AT: Yeah, first, before I got into what you would call more “serious” comics, I was way into X-Men. All the mutant stuff: X-Men, X-Force, New Mutants, anything that was mutant related. I got into Batman, Spiderman, but mainly all the mutant stuff I really loved. Then in terms of writing, when I initially read comics as a kid, I might recognize the writer’s name, but I wasn’t buying stuff because of the writer. But the first time I really started paying attention to writers’ names was when I read Frank Miller’s Dark Knight Returns. And I was like, “I want to buy everything that this guy wrote. I need to read more of what this guy wrote.” So I started reading his Daredevil stuff, then I read Alan Moore’s Swamp Thing. And that led me to Watchmen and a lot of his other work. And I began paying more attention to who was writing these things. So it all kind of blended together in terms of writing influences. Frank Miller, Alan Moore, Star Wars was huge, all of the George Lucas/Spielberg early stuff.

SPhD: It sounds like you’ve been able to really combine your love of comic books and graphic novels with screenwriting. And in my generation, it seems like there’s this whole slew of movies that are going back to the graphic novels and the Golden Age serials. What do you think it is about this genre that so lends them to the cinematic experience?

AT: Well, I think you’re giving a lot of credit there to people. I’m talking about on the development side. Yeah, some of it is deserved, where you get people who recognize a piece of material that could translate to the screen. I think at this point, it’s just another source of material. Certainly there’s been a bunch of graphic novels that have been successful as movies, and of course anytime that happens people are just going to jump on that bandwagon. And they’re not necessarily comic book fans or anything like that. And in a very basic way, it’s a storyboarded thing. Like, “Look there’s pictures!” so you can have some reference. But I’d say it’s more a bandwagon at this point. Hollywood is always hedging their bets, Hollywood is always making the safer decision.

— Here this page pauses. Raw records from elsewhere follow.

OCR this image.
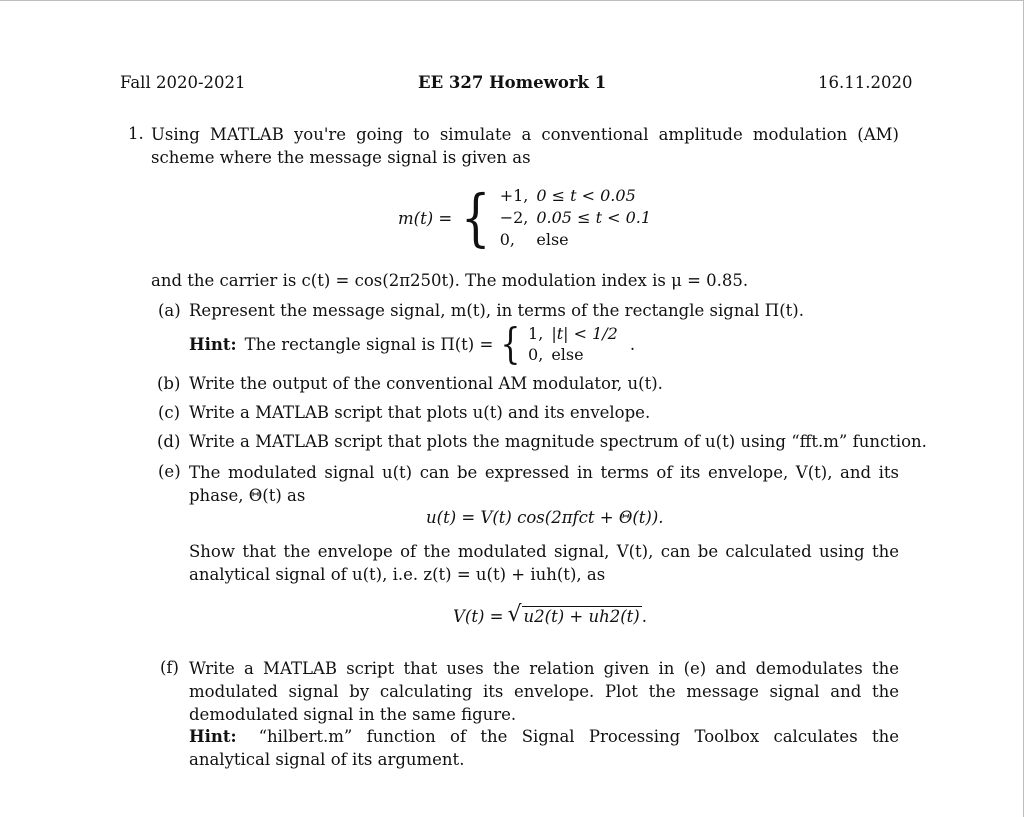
Fall 2020-2021	EE 327 Homework 1	16.11.2020
1. Using MATLAB you're going to simulate a conventional amplitude modulation (AM) scheme where the message signal is given as
m(t) = { +1,	0 ≤ t < 0.05
−2,	0.05 ≤ t < 0.1
0,	else
and the carrier is c(t) = cos(2π250t). The modulation index is μ = 0.85.
(a) Represent the message signal, m(t), in terms of the rectangle signal Π(t).
Hint: The rectangle signal is Π(t) = { 1,	|t| < 1/2
0,	else
.
(b) Write the output of the conventional AM modulator, u(t).
(c) Write a MATLAB script that plots u(t) and its envelope.
(d) Write a MATLAB script that plots the magnitude spectrum of u(t) using “fft.m” function.
(e) The modulated signal u(t) can be expressed in terms of its envelope, V(t), and its phase, Θ(t) as
u(t) = V(t) cos(2πfct + Θ(t)).
Show that the envelope of the modulated signal, V(t), can be calculated using the analytical signal of u(t), i.e. z(t) = u(t) + iuh(t), as
V(t) = √ u2(t) + uh2(t) .
(f) Write a MATLAB script that uses the relation given in (e) and demodulates the modulated signal by calculating its envelope. Plot the message signal and the demodulated signal in the same figure.
Hint: “hilbert.m” function of the Signal Processing Toolbox calculates the analytical signal of its argument.
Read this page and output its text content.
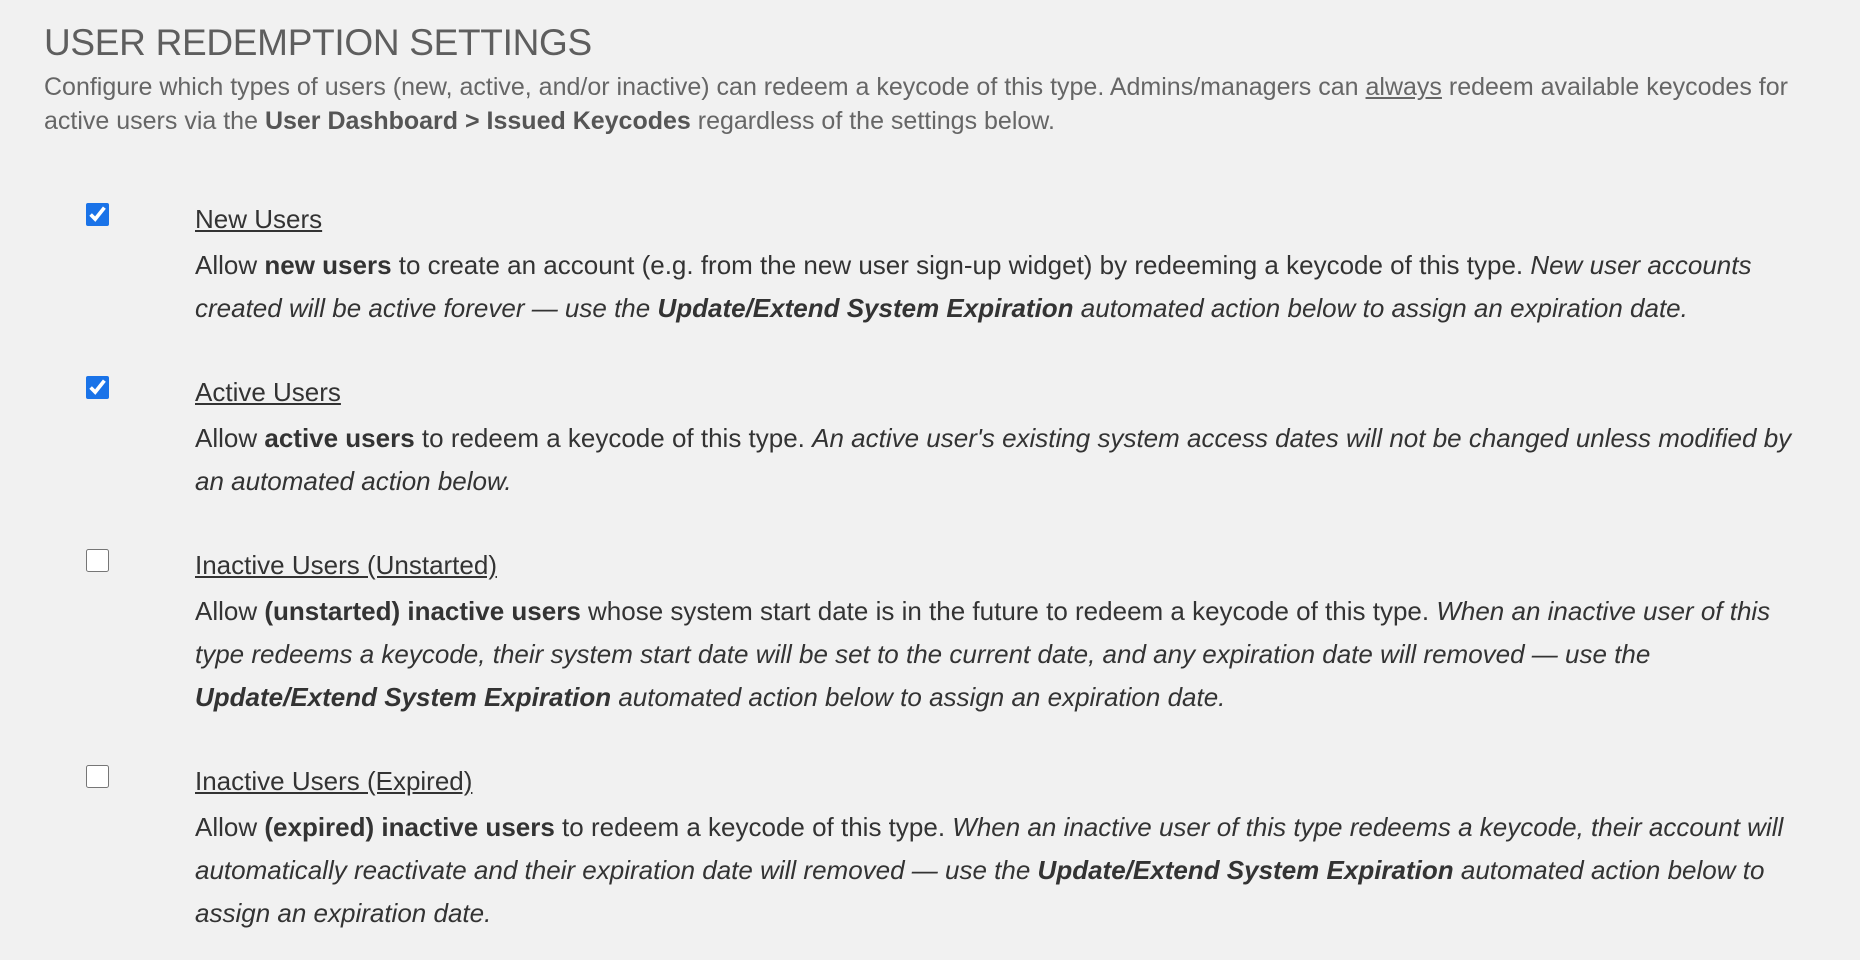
USER REDEMPTION SETTINGS
Configure which types of users (new, active, and/or inactive) can redeem a keycode of this type. Admins/managers can always redeem available keycodes for active users via the User Dashboard > Issued Keycodes regardless of the settings below.
New Users
Allow new users to create an account (e.g. from the new user sign-up widget) by redeeming a keycode of this type. New user accounts created will be active forever — use the Update/Extend System Expiration automated action below to assign an expiration date.
Active Users
Allow active users to redeem a keycode of this type. An active user's existing system access dates will not be changed unless modified by an automated action below.
Inactive Users (Unstarted)
Allow (unstarted) inactive users whose system start date is in the future to redeem a keycode of this type. When an inactive user of this type redeems a keycode, their system start date will be set to the current date, and any expiration date will removed — use the Update/Extend System Expiration automated action below to assign an expiration date.
Inactive Users (Expired)
Allow (expired) inactive users to redeem a keycode of this type. When an inactive user of this type redeems a keycode, their account will automatically reactivate and their expiration date will removed — use the Update/Extend System Expiration automated action below to assign an expiration date.
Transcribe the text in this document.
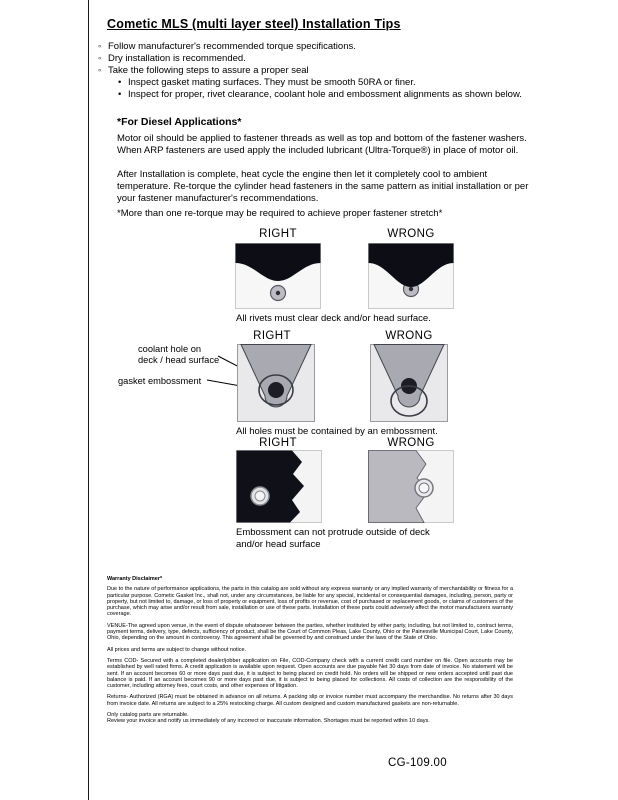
Cometic MLS (multi layer steel) Installation Tips
◦ Follow manufacturer's recommended torque specifications.
◦ Dry installation is recommended.
◦ Take the following steps to assure a proper seal
• Inspect gasket mating surfaces. They must be smooth 50RA or finer.
• Inspect for proper, rivet clearance, coolant hole and embossment alignments as shown below.
*For Diesel Applications*
Motor oil should be applied to fastener threads as well as top and bottom of the fastener washers. When ARP fasteners are used apply the included lubricant (Ultra-Torque®) in place of motor oil.
After Installation is complete, heat cycle the engine then let it completely cool to ambient temperature. Re-torque the cylinder head fasteners in the same pattern as initial installation or per your fastener manufacturer's recommendations.
*More than one re-torque may be required to achieve proper fastener stretch*
RIGHT	WRONG
All rivets must clear deck and/or head surface.
RIGHT	WRONG
coolant hole on deck / head surface
gasket embossment
All holes must be contained by an embossment.
RIGHT	WRONG
Embossment can not protrude outside of deck and/or head surface
Warranty Disclaimer*

Due to the nature of performance applications, the parts in this catalog are sold without any express warranty or any implied warranty of merchantability or fitness for a particular purpose. Cometic Gasket Inc., shall not, under any circumstances, be liable for any special, incidental or consequential damages, including, person, party or property, but not limited to, damage, or loss of property or equipment, loss of profits or revenue, cost of purchased or replacement goods, or claims of customers of the purchase, which may arise and/or result from sale, installation or use of these parts. Installation of these parts could adversely affect the motor manufacturers warranty coverage.

VENUE-The agreed upon venue, in the event of dispute whatsoever between the parties, whether instituted by either party, including, but not limited to, contract terms, payment terms, delivery, type, defects, sufficiency of product, shall be the Court of Common Pleas, Lake County, Ohio or the Painesville Municipal Court, Lake County, Ohio, depending on the amount in controversy. This agreement shall be governed by and construed under the laws of the State of Ohio.

All prices and terms are subject to change without notice.

Terms COD- Secured with a completed dealer/jobber application on File, COD-Company check with a current credit card number on file. Open accounts may be established by well rated firms. A credit application is available upon request. Open accounts are due payable Net 30 days from date of invoice. No statement will be sent. If an account becomes 60 or more days past due, it is subject to being placed on credit hold. No orders will be shipped or new orders accepted until past due balance is paid. If an account becomes 90 or more days past due, it is subject to being placed for collections. All costs of collection are the responsibility of the customer, including attorney fees, court costs, and other expenses of litigation.

Returns- Authorized (RGA) must be obtained in advance on all returns. A packing slip or invoice number must accompany the merchandise. No returns after 30 days from invoice date. All returns are subject to a 25% restocking charge. All custom designed and custom manufactured gaskets are non-returnable.

Only catalog parts are returnable.

Review your invoice and notify us immediately of any incorrect or inaccurate information. Shortages must be reported within 10 days.

CG-109.00
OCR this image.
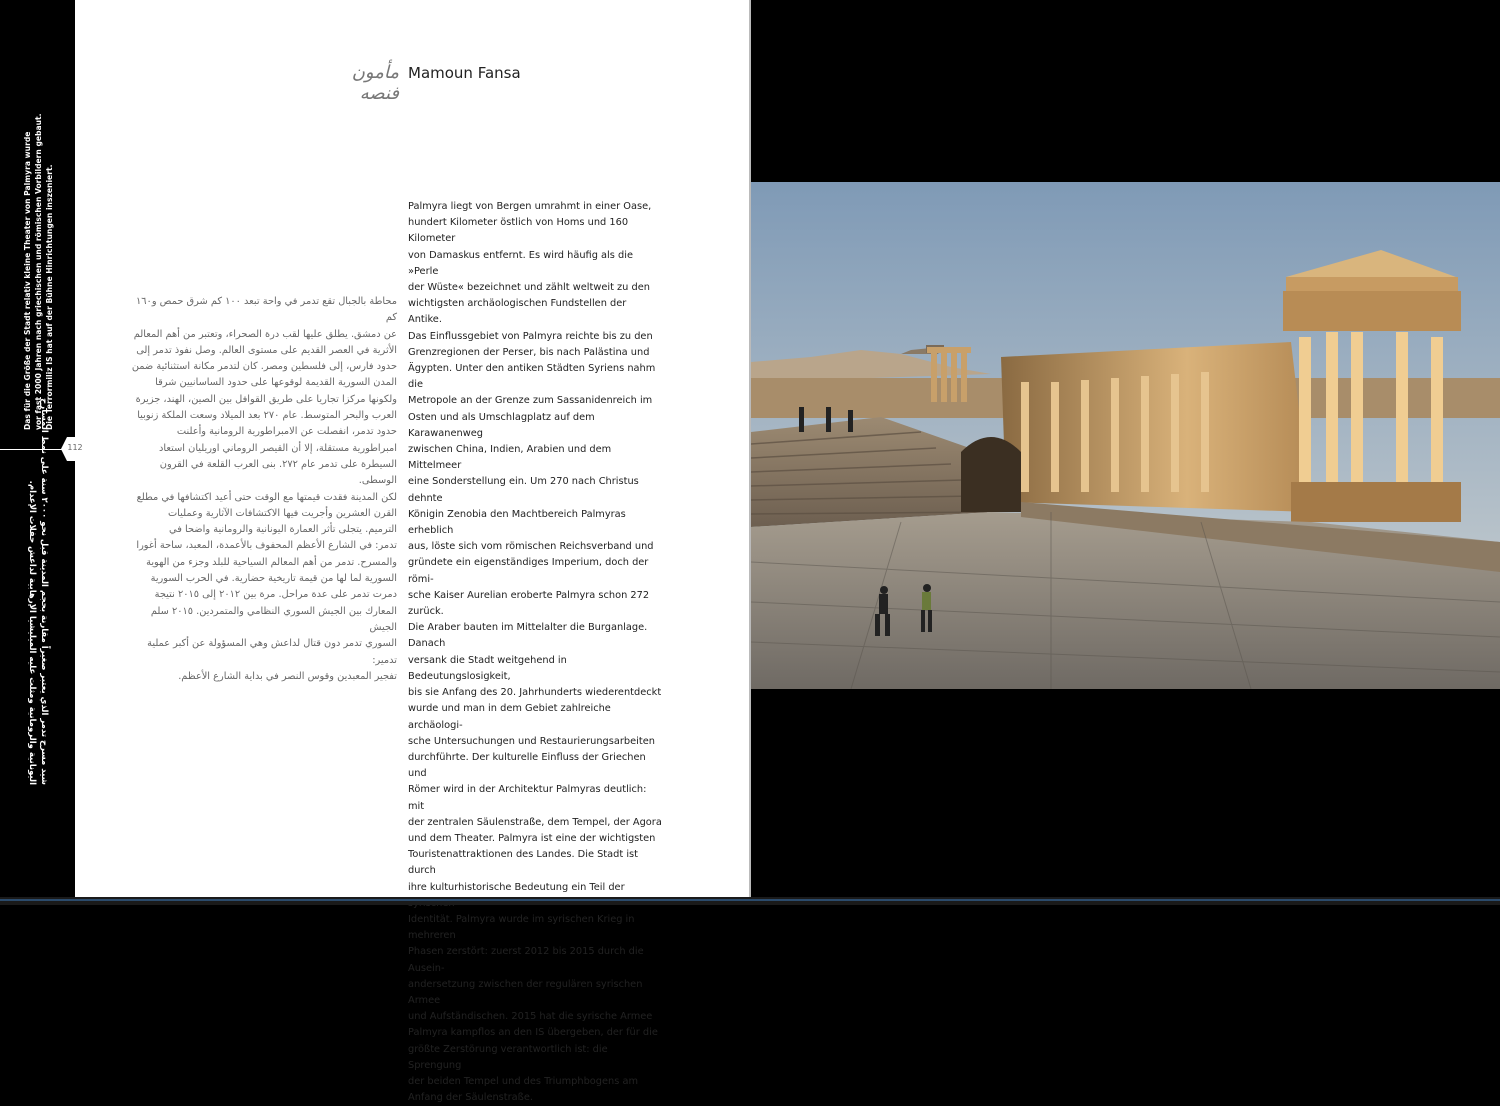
Das für die Größe der Stadt relativ kleine Theater von Palmyra wurde vor fast 2000 Jahren nach griechischen und römischen Vorbildern gebaut. Die Terrormiliz IS hat auf der Bühne Hinrichtungen inszeniert.
شيد مسرح تدمر الذي يعتبر صغيراً مقارنة بحجم المدينة قبل نحو ٢٠٠٠ سنة على نمط المسارح
اليونانية والرومانية ومثلت عليه الميليشيا الإرهابية لداعش حفلات الإعدام.
مأمون فنصه
Mamoun Fansa
محاطة بالجبال تقع تدمر في واحة تبعد ١٠٠ كم شرق حمص و١٦٠ كم
عن دمشق. يطلق عليها لقب درة الصحراء، وتعتبر من أهم المعالم
الأثرية في العصر القديم على مستوى العالم. وصل نفوذ تدمر إلى
حدود فارس، إلى فلسطين ومصر. كان لتدمر مكانة استثنائية ضمن
المدن السورية القديمة لوقوعها على حدود الساسانيين شرقا
ولكونها مركزا تجاريا على طريق القوافل بين الصين، الهند، جزيرة
العرب والبحر المتوسط. عام ٢٧٠ بعد الميلاد وسعت الملكة زنوبيا
حدود تدمر، انفصلت عن الامبراطورية الرومانية وأعلنت
امبراطورية مستقلة، إلا أن القيصر الروماني اوريليان استعاد
السيطرة على تدمر عام ٢٧٢. بنى العرب القلعة في القرون الوسطى.
لكن المدينة فقدت قيمتها مع الوقت حتى أعيد اكتشافها في مطلع
القرن العشرين وأجريت فيها الاكتشافات الآثارية وعمليات
الترميم. يتجلى تأثر العمارة اليونانية والرومانية واضحا في
تدمر: في الشارع الأعظم المحفوف بالأعمدة، المعبد، ساحة أغورا
والمسرح. تدمر من أهم المعالم السياحية للبلد وجزء من الهوية
السورية لما لها من قيمة تاريخية حضارية. في الحرب السورية
دمرت تدمر على عدة مراحل. مرة بين ٢٠١٢ إلى ٢٠١٥ نتيجة
المعارك بين الجيش السوري النظامي والمتمردين. ٢٠١٥ سلم الجيش
السوري تدمر دون قتال لداعش وهي المسؤولة عن أكبر عملية تدمير:
تفجير المعبدين وقوس النصر في بداية الشارع الأعظم.
Palmyra liegt von Bergen umrahmt in einer Oase,
hundert Kilometer östlich von Homs und 160 Kilometer
von Damaskus entfernt. Es wird häufig als die »Perle
der Wüste« bezeichnet und zählt weltweit zu den
wichtigsten archäologischen Fundstellen der Antike.
Das Einflussgebiet von Palmyra reichte bis zu den
Grenzregionen der Perser, bis nach Palästina und
Ägypten. Unter den antiken Städten Syriens nahm die
Metropole an der Grenze zum Sassanidenreich im
Osten und als Umschlagplatz auf dem Karawanenweg
zwischen China, Indien, Arabien und dem Mittelmeer
eine Sonderstellung ein. Um 270 nach Christus dehnte
Königin Zenobia den Machtbereich Palmyras erheblich
aus, löste sich vom römischen Reichsverband und
gründete ein eigenständiges Imperium, doch der römi-
sche Kaiser Aurelian eroberte Palmyra schon 272 zurück.
Die Araber bauten im Mittelalter die Burganlage. Danach
versank die Stadt weitgehend in Bedeutungslosigkeit,
bis sie Anfang des 20. Jahrhunderts wiederentdeckt
wurde und man in dem Gebiet zahlreiche archäologi-
sche Untersuchungen und Restaurierungsarbeiten
durchführte. Der kulturelle Einfluss der Griechen und
Römer wird in der Architektur Palmyras deutlich: mit
der zentralen Säulenstraße, dem Tempel, der Agora
und dem Theater. Palmyra ist eine der wichtigsten
Touristenattraktionen des Landes. Die Stadt ist durch
ihre kulturhistorische Bedeutung ein Teil der
Identität. Palmyra wurde im syrischen Krieg in mehreren
Phasen zerstört: zuerst 2012 bis 2015 durch die Ausein-
andersetzung zwischen der regulären syrischen Armee
und Aufständischen. 2015 hat die syrische Armee
Palmyra kampflos an den IS übergeben, der für die
größte Zerstörung verantwortlich ist: die Sprengung
der beiden Tempel und des Triumphbogens am
Anfang der Säulenstraße.
112
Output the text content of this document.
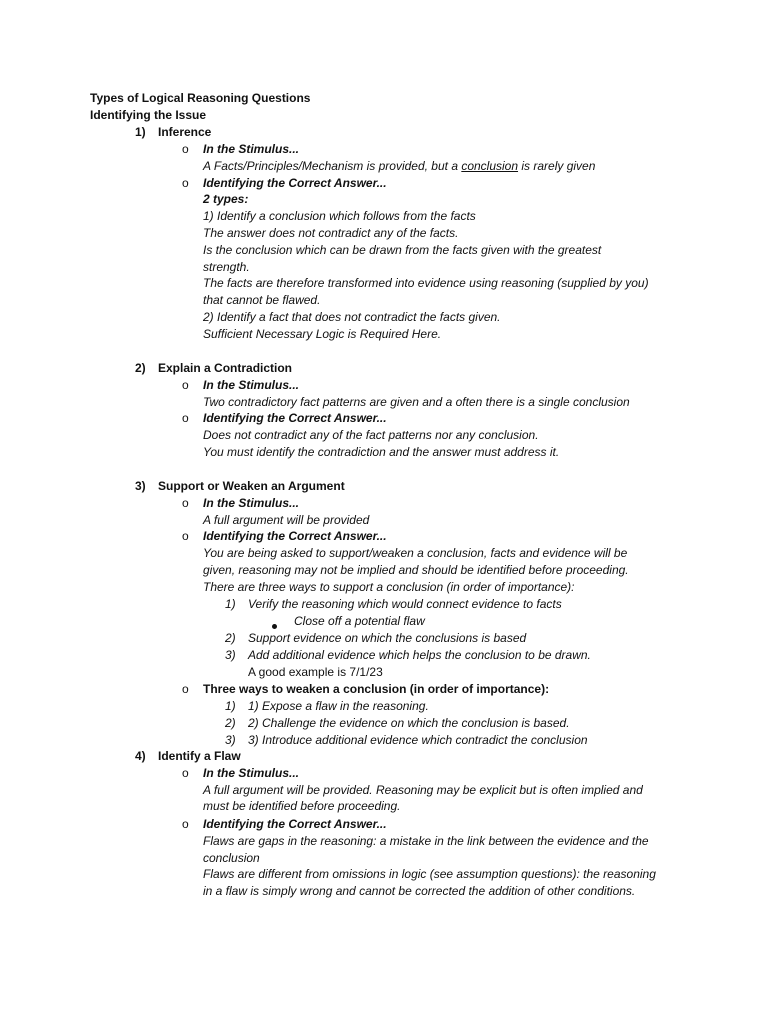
Types of Logical Reasoning Questions
Identifying the Issue
1) Inference
o In the Stimulus...
A Facts/Principles/Mechanism is provided, but a conclusion is rarely given
o Identifying the Correct Answer...
2 types:
1) Identify a conclusion which follows from the facts
The answer does not contradict any of the facts.
Is the conclusion which can be drawn from the facts given with the greatest
strength.
The facts are therefore transformed into evidence using reasoning (supplied by you)
that cannot be flawed.
2) Identify a fact that does not contradict the facts given.
Sufficient Necessary Logic is Required Here.
2) Explain a Contradiction
o In the Stimulus...
Two contradictory fact patterns are given and a often there is a single conclusion
o Identifying the Correct Answer...
Does not contradict any of the fact patterns nor any conclusion.
You must identify the contradiction and the answer must address it.
3) Support or Weaken an Argument
o In the Stimulus...
A full argument will be provided
o Identifying the Correct Answer...
You are being asked to support/weaken a conclusion, facts and evidence will be
given, reasoning may not be implied and should be identified before proceeding.
There are three ways to support a conclusion (in order of importance):
1) Verify the reasoning which would connect evidence to facts
Close off a potential flaw
2) Support evidence on which the conclusions is based
3) Add additional evidence which helps the conclusion to be drawn.
A good example is 7/1/23
o Three ways to weaken a conclusion (in order of importance):
1) 1) Expose a flaw in the reasoning.
2) 2) Challenge the evidence on which the conclusion is based.
3) 3) Introduce additional evidence which contradict the conclusion
4) Identify a Flaw
o In the Stimulus...
A full argument will be provided. Reasoning may be explicit but is often implied and
must be identified before proceeding.
o Identifying the Correct Answer...
Flaws are gaps in the reasoning: a mistake in the link between the evidence and the
conclusion
Flaws are different from omissions in logic (see assumption questions): the reasoning
in a flaw is simply wrong and cannot be corrected the addition of other conditions.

SPhD: Tell me a bit about the current project you’re working on. I know we heard a bit about it at the LA Film Festival earlier this summer.

AT: I’m working on Battling Boy right now. It’s been an interesting and fun process to work with Paul Pope. With anything in the film business, all I can do is my job, which is to write the best film script that I can, and getting a movie made is like winning the lottery. There’s so many moving parts.

SPhD: And you’re writing the movie at the same time as the graphic novel is being written, right?

AT: Yeah, I think the novel is getting released next year. I’m not sure what percentage [Paul] is done with, but it’s in the process. So that’s been interesting for both of us, but a lot of fun because he’s a great guy and really visionary.

SPhD: Anything else you’re really excited about that you’re working on?

AT: I sold a TV pilot and I’m going to have to start working on that. And we’ll see if any of the projects that I’ve finished a script for get made.

SPhD: Can you reveal…. comedy, drama?

AT: It’s going to be a drama, for FX. And I haven’t started writing it yet, so I’m going to have to get started on that soon.

SPhD: Well it sounds like you are very sci-fi/comic oriented, so if and when any of that pans out, you are more than welcome to come back and talk about that with us anytime you’d like! Alex, we wish you the best of luck in the future. Thanks so much.

AT: Thank you very much.

Watchmen (the theatrical cut and the extended Director’s cut) was released on DVD and Blu-Ray July 21st.